I recall running into the filmmakers a lot in the wildly diverse, wildly fun club scene of the 1980s, and I asked if their work on gender issues was a direct offshoot of their past and all the vivid characters they encountered after dark.
“I suppose, in a way, yes, “Bailey said. “New nightlife then was sort of gender-fluid, not this binary male/ female thing. It was a very evolved perspective, and we took for granted what other people in other parts of the country had never been exposed to.
“You asked if I had a favorite celebrity or personality, of everyone we ever worked with. We end up falling in love with all of our subjects. It makes sense because if you’re not fundamentally engaged by a person you’re making a film about, it’s quite hard to get through it. People are so rich and complex, and I think that’s why we like telling the stories of people who are not overexposed yet under-revealed. Like Monica Lewinsky –– everybody thought they knew who she was and what she was about and it really wasn’t the truth of it, at all. We all have our prejudices, which are informed by ignorance, really, and when you really get to know someone, everybody is a treasure. In our films we give audiences 360-degree portraits.”
“Party Monster” was quite an achievement. Not only was it a wonderfully cast and filmed first feature, but it delivered the nigh-impossible, actually recreating the heady, druggy ambiance of New York nightlife, before Giuliani and his crowd turned Manhattan into a sterile mall of chain businesses. Restaging any kind of scene is fraught with challenges and frequent error (see films like “54” and “The Last Days of Disco”), but they really pulled it off.

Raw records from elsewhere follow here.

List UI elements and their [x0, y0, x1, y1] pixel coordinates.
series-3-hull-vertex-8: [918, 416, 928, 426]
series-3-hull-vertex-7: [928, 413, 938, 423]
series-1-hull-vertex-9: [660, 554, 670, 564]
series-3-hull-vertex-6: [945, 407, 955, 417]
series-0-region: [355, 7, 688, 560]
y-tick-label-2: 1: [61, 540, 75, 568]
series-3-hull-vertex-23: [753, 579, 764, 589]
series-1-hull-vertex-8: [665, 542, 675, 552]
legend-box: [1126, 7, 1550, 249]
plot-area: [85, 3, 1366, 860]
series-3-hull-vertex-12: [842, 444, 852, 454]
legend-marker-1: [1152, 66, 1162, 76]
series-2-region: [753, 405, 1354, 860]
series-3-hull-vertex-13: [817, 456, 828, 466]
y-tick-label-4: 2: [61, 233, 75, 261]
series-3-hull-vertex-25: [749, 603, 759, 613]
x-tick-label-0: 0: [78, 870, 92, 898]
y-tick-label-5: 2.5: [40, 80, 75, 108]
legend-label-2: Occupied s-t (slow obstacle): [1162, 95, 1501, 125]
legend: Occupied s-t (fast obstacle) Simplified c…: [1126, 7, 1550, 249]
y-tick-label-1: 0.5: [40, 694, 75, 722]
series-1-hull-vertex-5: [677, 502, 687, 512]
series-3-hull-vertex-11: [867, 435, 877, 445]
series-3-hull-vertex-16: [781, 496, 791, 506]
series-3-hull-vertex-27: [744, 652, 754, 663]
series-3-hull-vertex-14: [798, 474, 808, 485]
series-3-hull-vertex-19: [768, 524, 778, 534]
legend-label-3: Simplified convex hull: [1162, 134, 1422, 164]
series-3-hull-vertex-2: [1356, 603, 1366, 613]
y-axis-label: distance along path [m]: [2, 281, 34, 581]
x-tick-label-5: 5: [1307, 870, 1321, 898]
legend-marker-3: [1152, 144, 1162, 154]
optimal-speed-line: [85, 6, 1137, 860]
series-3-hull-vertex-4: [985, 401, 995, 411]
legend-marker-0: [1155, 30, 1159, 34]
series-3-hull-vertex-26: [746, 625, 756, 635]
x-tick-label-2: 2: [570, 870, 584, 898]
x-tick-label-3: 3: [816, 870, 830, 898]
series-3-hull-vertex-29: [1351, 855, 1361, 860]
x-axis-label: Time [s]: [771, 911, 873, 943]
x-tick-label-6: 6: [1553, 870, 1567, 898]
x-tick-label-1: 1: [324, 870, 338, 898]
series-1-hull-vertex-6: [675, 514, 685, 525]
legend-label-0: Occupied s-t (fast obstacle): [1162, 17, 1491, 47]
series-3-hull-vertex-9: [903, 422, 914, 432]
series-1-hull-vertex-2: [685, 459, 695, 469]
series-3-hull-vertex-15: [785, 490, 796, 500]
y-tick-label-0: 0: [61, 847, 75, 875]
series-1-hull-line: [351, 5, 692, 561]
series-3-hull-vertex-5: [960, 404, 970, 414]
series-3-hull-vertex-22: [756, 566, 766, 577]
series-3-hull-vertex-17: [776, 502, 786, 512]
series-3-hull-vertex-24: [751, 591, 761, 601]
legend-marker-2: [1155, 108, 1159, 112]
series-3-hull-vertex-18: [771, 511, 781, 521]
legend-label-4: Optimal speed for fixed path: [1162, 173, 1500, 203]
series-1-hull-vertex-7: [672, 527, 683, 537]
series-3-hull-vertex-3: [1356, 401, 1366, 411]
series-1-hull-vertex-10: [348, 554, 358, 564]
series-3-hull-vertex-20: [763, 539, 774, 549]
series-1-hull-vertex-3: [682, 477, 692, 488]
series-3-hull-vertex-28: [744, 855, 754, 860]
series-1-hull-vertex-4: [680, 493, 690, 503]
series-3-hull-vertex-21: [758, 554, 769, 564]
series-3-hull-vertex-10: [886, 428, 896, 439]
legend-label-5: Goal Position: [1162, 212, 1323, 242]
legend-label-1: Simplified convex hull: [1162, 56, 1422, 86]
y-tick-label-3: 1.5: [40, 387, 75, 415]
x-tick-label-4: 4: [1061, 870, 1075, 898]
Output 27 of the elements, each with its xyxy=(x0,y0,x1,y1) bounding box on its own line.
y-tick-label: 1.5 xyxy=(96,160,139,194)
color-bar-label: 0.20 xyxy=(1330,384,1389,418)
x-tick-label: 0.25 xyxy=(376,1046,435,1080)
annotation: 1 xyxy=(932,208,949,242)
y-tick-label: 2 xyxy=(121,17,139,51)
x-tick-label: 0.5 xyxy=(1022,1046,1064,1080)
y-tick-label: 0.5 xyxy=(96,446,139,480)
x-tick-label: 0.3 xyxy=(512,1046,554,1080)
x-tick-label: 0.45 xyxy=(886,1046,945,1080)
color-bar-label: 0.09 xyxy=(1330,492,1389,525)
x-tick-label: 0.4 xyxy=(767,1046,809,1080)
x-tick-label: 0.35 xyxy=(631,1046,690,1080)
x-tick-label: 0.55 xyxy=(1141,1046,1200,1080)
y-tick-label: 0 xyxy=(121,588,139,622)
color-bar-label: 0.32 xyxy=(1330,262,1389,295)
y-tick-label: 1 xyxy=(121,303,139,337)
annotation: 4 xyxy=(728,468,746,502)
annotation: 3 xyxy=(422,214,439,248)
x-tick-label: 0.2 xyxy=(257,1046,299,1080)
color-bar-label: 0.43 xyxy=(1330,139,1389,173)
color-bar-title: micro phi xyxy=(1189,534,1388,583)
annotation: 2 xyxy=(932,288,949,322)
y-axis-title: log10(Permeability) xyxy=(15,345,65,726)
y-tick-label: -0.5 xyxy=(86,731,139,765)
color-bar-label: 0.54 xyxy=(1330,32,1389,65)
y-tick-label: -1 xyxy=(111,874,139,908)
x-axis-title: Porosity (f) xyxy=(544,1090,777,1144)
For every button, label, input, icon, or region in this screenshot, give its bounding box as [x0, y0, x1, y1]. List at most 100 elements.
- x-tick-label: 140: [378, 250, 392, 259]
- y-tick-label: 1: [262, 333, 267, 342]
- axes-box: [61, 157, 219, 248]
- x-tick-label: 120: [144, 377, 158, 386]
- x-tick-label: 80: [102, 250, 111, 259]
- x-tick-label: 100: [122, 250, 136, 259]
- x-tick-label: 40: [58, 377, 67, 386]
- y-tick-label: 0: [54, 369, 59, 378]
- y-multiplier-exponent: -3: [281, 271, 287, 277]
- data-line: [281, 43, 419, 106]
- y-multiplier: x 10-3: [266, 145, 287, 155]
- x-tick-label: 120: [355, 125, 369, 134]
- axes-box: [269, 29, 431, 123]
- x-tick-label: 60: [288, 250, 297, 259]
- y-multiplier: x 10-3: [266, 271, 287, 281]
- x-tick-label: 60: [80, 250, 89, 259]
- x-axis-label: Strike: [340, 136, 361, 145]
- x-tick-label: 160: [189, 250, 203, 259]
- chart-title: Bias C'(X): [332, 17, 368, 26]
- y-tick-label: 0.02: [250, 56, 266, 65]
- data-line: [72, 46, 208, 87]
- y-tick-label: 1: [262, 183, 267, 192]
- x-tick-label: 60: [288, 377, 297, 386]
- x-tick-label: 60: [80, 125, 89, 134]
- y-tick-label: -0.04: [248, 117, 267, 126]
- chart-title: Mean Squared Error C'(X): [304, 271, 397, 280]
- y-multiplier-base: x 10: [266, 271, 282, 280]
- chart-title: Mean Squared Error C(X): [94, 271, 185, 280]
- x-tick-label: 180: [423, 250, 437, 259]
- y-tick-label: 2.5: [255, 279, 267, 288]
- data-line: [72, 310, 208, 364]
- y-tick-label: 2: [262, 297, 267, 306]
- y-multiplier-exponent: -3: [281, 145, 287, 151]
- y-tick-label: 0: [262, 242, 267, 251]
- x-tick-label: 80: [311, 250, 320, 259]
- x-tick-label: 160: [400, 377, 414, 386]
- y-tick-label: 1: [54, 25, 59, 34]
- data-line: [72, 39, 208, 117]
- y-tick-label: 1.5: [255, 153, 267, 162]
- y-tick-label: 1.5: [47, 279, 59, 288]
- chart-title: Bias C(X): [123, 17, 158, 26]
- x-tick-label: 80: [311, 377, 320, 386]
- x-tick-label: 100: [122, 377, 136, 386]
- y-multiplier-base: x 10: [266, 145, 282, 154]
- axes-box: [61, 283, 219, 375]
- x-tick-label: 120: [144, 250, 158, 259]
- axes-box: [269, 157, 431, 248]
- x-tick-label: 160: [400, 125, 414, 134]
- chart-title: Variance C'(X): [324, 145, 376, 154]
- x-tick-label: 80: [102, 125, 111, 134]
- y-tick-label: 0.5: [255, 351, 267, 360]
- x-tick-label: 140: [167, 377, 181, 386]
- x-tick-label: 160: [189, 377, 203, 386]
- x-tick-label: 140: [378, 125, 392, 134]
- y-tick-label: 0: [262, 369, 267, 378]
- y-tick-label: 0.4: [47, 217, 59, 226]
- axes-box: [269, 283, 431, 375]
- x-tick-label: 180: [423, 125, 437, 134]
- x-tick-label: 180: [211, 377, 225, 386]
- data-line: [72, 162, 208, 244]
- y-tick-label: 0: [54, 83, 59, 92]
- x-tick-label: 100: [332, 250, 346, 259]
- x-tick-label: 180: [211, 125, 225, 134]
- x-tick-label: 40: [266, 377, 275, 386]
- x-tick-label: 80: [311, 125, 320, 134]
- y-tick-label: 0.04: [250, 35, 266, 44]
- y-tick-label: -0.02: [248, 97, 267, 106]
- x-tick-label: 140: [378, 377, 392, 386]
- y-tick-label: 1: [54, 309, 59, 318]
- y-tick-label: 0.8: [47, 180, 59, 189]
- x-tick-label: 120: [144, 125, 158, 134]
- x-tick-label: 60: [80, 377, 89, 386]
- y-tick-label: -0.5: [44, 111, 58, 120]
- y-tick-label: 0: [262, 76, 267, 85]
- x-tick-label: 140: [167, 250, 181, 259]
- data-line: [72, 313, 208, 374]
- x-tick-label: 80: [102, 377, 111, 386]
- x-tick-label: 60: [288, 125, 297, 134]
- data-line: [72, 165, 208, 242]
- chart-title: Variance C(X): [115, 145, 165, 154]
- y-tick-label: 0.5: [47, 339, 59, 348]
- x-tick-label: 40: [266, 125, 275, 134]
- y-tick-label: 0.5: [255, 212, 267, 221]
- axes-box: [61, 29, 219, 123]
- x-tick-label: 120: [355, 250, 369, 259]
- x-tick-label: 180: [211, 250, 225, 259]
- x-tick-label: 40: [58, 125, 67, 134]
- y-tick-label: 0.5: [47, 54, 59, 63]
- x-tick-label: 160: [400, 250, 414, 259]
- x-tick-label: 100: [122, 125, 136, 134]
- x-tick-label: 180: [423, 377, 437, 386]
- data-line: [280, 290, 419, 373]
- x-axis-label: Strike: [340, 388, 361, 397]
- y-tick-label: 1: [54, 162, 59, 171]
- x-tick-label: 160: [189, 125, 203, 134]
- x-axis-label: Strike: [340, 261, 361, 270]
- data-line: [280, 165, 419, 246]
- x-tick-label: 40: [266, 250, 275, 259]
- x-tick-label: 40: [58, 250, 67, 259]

Bailey said, “I feel some people felt we didn’t quite get it right. But Macaulay Culkin really embraced it. He was great and really went for it. And Seth Green, too. We had an excellent cast and they brought so much of themselves to it.
“Michael Alig had some issues with it. He was thrilled that Macaulay was played him, but he had issues with some of the details. But Michael is still around, doing…”
The filmmakers are involved with a number of future projects they’re not at liberty to divulge at the moment.
Bailey said, “It’s a great time for unscripted docs because there are so many outlets and platforms, but I have to say that HBO was there first and foremost and have really created this very rich climate of documentary storytelling. They were there from the beginning, and amazingly supportive.”